PHILIPPINES - Following the success of the closed season in Zamboanga last year against overfishing, the Bureau of Fisheries and Aquatic Resources (BFAR) is closing fishing activities in the entire Davao region this June.
“We are enforcing a closed season for the Davao gulf from June to August of this year, to allow for the small pelagic species like the galunggong [roundscad], hasa hasa and sardines,” BFAR national director Asis G. Perez told reporters on Monday.
An attached agency of the Department of Agriculture, the BFAR is still studying the case of Palawan, reports BusinessMirror.
But for next year, a similar temporary ban on fishing will be declared also in the area, according to Perez.
A pelagic zone refers to an area in a sea or lake that is neither close to the bottom nor near the shore, which hosts important commercial fish species.
The sardine closed-season bid in Zamboanga peninsula has significantly increased sardine catch since its implementation three years ago, Perez said.
He added that for the last three years, his office has been receiving reports of an increased volume in sardine production.
Perez based this on testimonies gathered by his staff from fisherfolks, as well as sardine operators.
“The measure will also protect the tuna population because tuna feeds on small pelagic [species],” Perez explained, noting the decline in tuna production in the Davao gulf in the past three years. However, when asked to comment on the 3.25 per cent contraction in the fisheries subsector in the first quarter of 2014, Perez pointed to Supertyphoon Yolanda.
The storm wrecked havoc last year, destroying thousands of fishing boats and gears, hence, the reduction in fisheries output, the BFAR chief explained.
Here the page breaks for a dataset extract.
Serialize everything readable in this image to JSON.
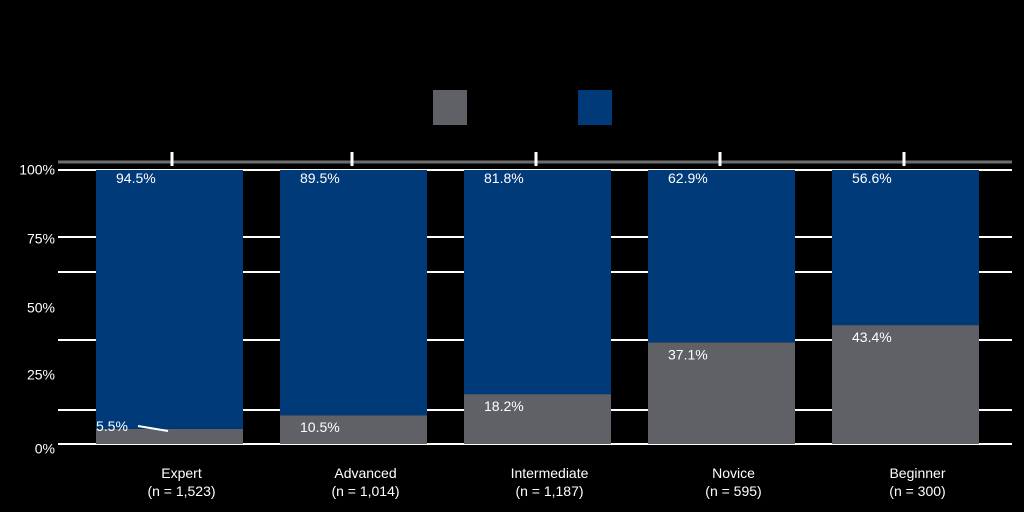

With 74 per cent of the coastal towns and cities in the Central Philippines affected, reduced production was noted among all species, except the skipjack, based on the first quarter agricultural report by the Bureau of Agricultural Statistics. BFAR estimates Yolanda’s damage to the fisheries sector at almost P2 billion.
“We are still lucky that the contraction is not that big despite 26 percent of our total production areas affected by Yolanda,” Perez said.